No início da década de 1960, a escritora descreveu o Brasil cruamente
Um dos principais papéis da literatura é olhar para a sociedade e tentar, com palavras, traduzir o sentimento humano. A literatura escancara o que muitas vezes é invisibilizado, escondido e excluído.
A pobreza, a fome, a marginalização da mulher negra e as péssimas condições em que pessoas negras viviam na primeira metade do século 20, resquícios da escravatura, são apenas alguns dos assuntos que foram deixados de lado por grandes escritores.
Por muitos anos, a elite brasileira tomou conta dos meios literários —, o que arrancou de muitas pessoas o direito de revelar a própria história. Carolina Maria de Jesus, uma das maiores escritoras nacionais, conseguiu ultrapassar essas barreiras e, com uma prosa afiada, delatou uma realidade dura e perversa.
Nesta sexta (14), completam-se 111 anos do nascimento da autora, que faleceu em 1977. Natural de Sacramento, interior de Minas Gerais, Carolina nasceu em um lar muito humilde de lavradores e obteve apenas dois anos de ensino formal. Desde muito cedo, precisou trabalhar para sobreviver. Os livros, no entanto, eram o seu maior alento.
Ela encontrou nas páginas uma forma de mostrar o que se passava em sua alma, além de evidenciar as agruras da sua existência. Carolina escreveu poesias, contos, músicas e romances. Detentora de uma visão ímpar sobre a realidade brasileira, denunciou de forma contundente como viviam os moradores de uma das maiores favelas de São Paulo durante a década de 1950.
Quarto de despejo: diário de uma favelada

Em 1960, Carolina Maria de Jesus publicou a primeira obra, Quarto de Despejo, um diário com as suas experiências como catadora de papel na favela do Canindé, zona norte da cidade de São Paulo.
Nos escritos, ela narra o seu cotidiano com os três filhos, a vida com os vizinhos e diversos comentários sobre a política da época.
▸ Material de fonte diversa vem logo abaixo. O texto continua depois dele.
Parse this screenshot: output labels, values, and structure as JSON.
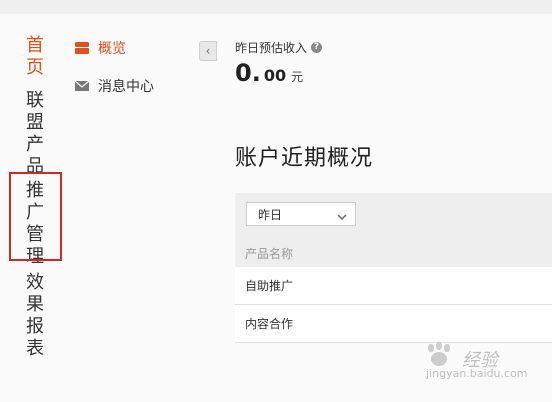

A escritora conta sobre a fome e a dor de não poder dar alimento para os filhos, além do preconceito racial que sofria na pele.
No entanto, mesmo com tantas dificuldades, nunca abandonou os livros e o amor pela escrita. Com os papéis que encontrava no lixo, ela tecia linhas e mais linhas de textos, uma forma de gritar que estava ali, que a sua existência era válida, por mais que o mundo a tentasse apagar a todo custo.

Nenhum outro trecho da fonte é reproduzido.